Finished: January 21, 2018
An intricate story about mother and daughter relationships and the tension between following rules or dreams. As the story opens we see the Richardson’s house is burning down.
“Every bedroom was empty except for the smell of gasoline and a small crackling fire set directly in the middle of each bed, as if a demented Girl Scout had been camping there” [p 3]
The family is safe but they are all sure Izzy Richardson set the fire. The other siblings watch the fire:
“Beside them they felt the hole that Izzy, the freshman, the black sheep, the wild card, had left behind – though they were still certain, all of them, that this hole would be temporary” [p 5]
We then drop back a year – with side trips even earlier – to watch what led up to the fire. Izzy had health problems when she was born and her mother – usually referred to in the book as Mrs. Richardson in the story rather than by here given name of Elena – focused on Izzy with intense passion. “As time went on, the concern unhooked itself from the fear and took on a life of its own.” [p 110]
Mrs. Richardson is a rule follower; if you learn and follow the rules good things will happen.

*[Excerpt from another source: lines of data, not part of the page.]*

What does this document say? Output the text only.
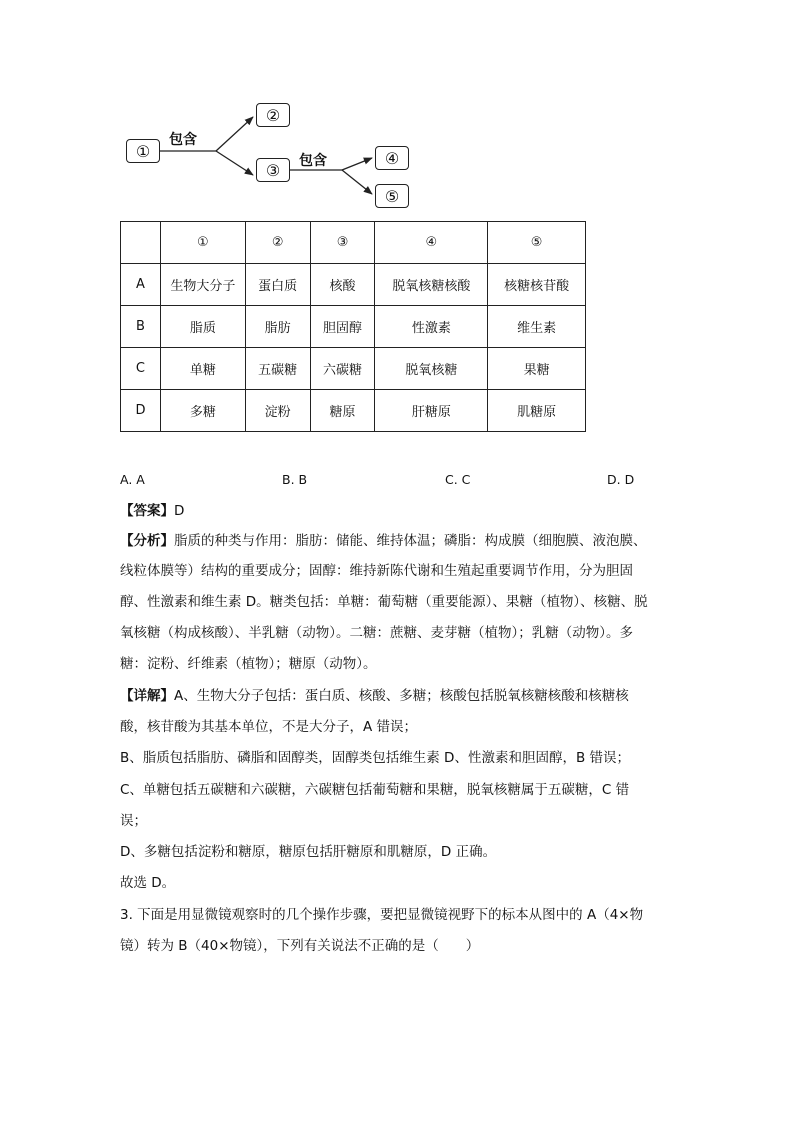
①
②
③
④
⑤
包含
包含
	①	②	③	④	⑤
A	生物大分子	蛋白质	核酸	脱氧核糖核酸	核糖核苷酸
B	脂质	脂肪	胆固醇	性激素	维生素
C	单糖	五碳糖	六碳糖	脱氧核糖	果糖
D	多糖	淀粉	糖原	肝糖原	肌糖原
A. A	B. B	C. C	D. D
【答案】D
【分析】脂质的种类与作用：脂肪：储能、维持体温；磷脂：构成膜（细胞膜、液泡膜、
线粒体膜等）结构的重要成分；固醇：维持新陈代谢和生殖起重要调节作用，分为胆固
醇、性激素和维生素 D。糖类包括：单糖：葡萄糖（重要能源）、果糖（植物）、核糖、脱
氧核糖（构成核酸）、半乳糖（动物）。二糖：蔗糖、麦芽糖（植物）；乳糖（动物）。多
糖：淀粉、纤维素（植物）；糖原（动物）。
【详解】A、生物大分子包括：蛋白质、核酸、多糖；核酸包括脱氧核糖核酸和核糖核
酸，核苷酸为其基本单位，不是大分子，A 错误；
B、脂质包括脂肪、磷脂和固醇类，固醇类包括维生素 D、性激素和胆固醇，B 错误；
C、单糖包括五碳糖和六碳糖，六碳糖包括葡萄糖和果糖，脱氧核糖属于五碳糖，C 错
误；
D、多糖包括淀粉和糖原，糖原包括肝糖原和肌糖原，D 正确。
故选 D。
3. 下面是用显微镜观察时的几个操作步骤，要把显微镜视野下的标本从图中的 A（4×物
镜）转为 B（40×物镜），下列有关说法不正确的是（　　）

“Rules existed for a reason: if you followed them, you would succeed; if you didn’t, you might burn the world to the ground.” [p 161]
She is confronted by another mother/child of Mia – an artist – and her daughter Pearl who challenge this view. The tension in this dynamic is the driving energy of the novel. It is riveting to read how Izzy sees another way to live. But there are other mother/daughter relationships at play. Mia and her daughter, Pearl. Mia and her mother; Mia’s work friend Bebe and her daughter. Mrs. McCullough and her adopted baby. I especially like chapters 8 and 9 about a Madonna and child image in a museum which is affects those relationships.

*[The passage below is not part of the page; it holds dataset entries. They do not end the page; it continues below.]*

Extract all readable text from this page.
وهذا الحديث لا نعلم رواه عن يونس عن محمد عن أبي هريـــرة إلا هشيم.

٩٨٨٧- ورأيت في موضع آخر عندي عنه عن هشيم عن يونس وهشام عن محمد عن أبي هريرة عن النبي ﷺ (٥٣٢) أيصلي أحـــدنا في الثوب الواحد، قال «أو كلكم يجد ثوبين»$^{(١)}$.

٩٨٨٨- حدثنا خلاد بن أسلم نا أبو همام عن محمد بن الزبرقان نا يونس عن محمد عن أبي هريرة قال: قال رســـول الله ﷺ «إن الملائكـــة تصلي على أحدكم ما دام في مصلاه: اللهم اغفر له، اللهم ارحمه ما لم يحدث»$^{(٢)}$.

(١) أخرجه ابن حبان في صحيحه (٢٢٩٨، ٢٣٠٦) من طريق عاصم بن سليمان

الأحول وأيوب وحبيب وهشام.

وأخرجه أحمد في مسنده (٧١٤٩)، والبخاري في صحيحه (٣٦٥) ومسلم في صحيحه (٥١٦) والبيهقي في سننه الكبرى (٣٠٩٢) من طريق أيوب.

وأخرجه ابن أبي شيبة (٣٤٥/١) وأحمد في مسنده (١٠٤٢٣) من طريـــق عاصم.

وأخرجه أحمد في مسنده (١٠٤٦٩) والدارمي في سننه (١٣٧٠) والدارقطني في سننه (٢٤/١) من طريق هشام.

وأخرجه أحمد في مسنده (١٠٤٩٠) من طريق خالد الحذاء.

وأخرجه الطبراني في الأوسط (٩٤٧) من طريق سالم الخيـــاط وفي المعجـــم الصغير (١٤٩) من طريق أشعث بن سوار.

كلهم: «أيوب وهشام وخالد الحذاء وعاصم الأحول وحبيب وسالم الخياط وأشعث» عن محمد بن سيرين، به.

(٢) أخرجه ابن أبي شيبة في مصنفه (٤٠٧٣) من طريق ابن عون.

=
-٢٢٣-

Although I wanted to dismiss Mrs. Richardson’s pressure on Izzy as terrible; it is also understandable. Mrs. Richardson never saw the poster on the hospital wall that says “Anger is Fear’s Bodyguard.” [p 110] As a parent I know that anger and fear.

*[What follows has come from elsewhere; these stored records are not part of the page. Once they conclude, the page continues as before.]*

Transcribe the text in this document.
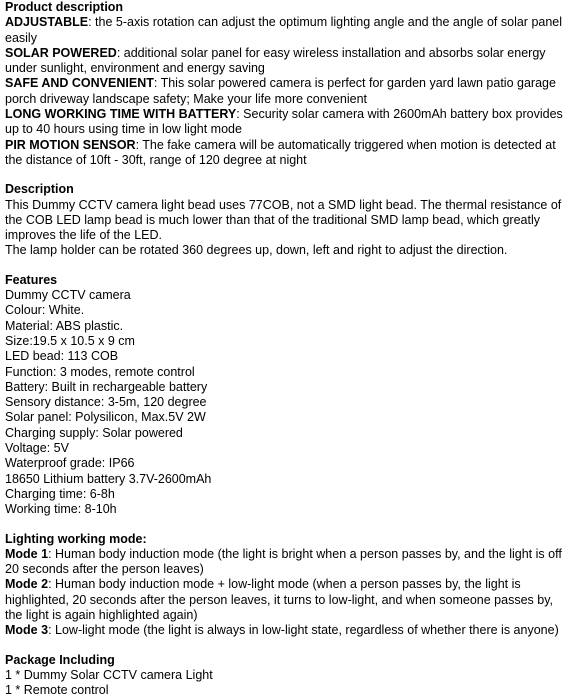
Product description

ADJUSTABLE: the 5-axis rotation can adjust the optimum lighting angle and the angle of solar panel easily

SOLAR POWERED: additional solar panel for easy wireless installation and absorbs solar energy under sunlight, environment and energy saving

SAFE AND CONVENIENT: This solar powered camera is perfect for garden yard lawn patio garage porch driveway landscape safety; Make your life more convenient

LONG WORKING TIME WITH BATTERY: Security solar camera with 2600mAh battery box provides up to 40 hours using time in low light mode

PIR MOTION SENSOR: The fake camera will be automatically triggered when motion is detected at the distance of 10ft - 30ft, range of 120 degree at night

Description

This Dummy CCTV camera light bead uses 77COB, not a SMD light bead. The thermal resistance of the COB LED lamp bead is much lower than that of the traditional SMD lamp bead, which greatly improves the life of the LED.

The lamp holder can be rotated 360 degrees up, down, left and right to adjust the direction.

Features

Dummy CCTV camera

Colour: White.

Material: ABS plastic.

Size:19.5 x 10.5 x 9 cm

LED bead: 113 COB

Function: 3 modes, remote control

Battery: Built in rechargeable battery

Sensory distance: 3-5m, 120 degree

Solar panel: Polysilicon, Max.5V 2W

Charging supply: Solar powered

Voltage: 5V

Waterproof grade: IP66

18650 Lithium battery 3.7V-2600mAh

Charging time: 6-8h

Working time: 8-10h

Lighting working mode:

Mode 1: Human body induction mode (the light is bright when a person passes by, and the light is off 20 seconds after the person leaves)

Mode 2: Human body induction mode + low-light mode (when a person passes by, the light is highlighted, 20 seconds after the person leaves, it turns to low-light, and when someone passes by, the light is again highlighted again)

Mode 3: Low-light mode (the light is always in low-light state, regardless of whether there is anyone)

Package Including

1 * Dummy Solar CCTV camera Light

1 * Remote control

Finally, the art work Mia leaves for the Richardson family is beautiful and meaningful to each in a personal way.
I always enjoy reading some beautiful turns of phrase; and this book has plenty of them.
“Half an hour later, the dancing and the liquor and the sweet, heady rush of being eighteen had filled them both with a feverish flush” [p 44]
“The silence seemed to stretch itself out like taffy” [p 87]
“Beauty rolled off her in waves, like heat” [p 94]
“The roots of her irritation were long and many branched and deep.” [p 107]
“She had seen Pearl watching Tripp for months, like a mouse watching a cat, longing to be eaten.” [p 317]
Celeste Ng masterfully weaves the many story lines and the associated themes into a wonderful story.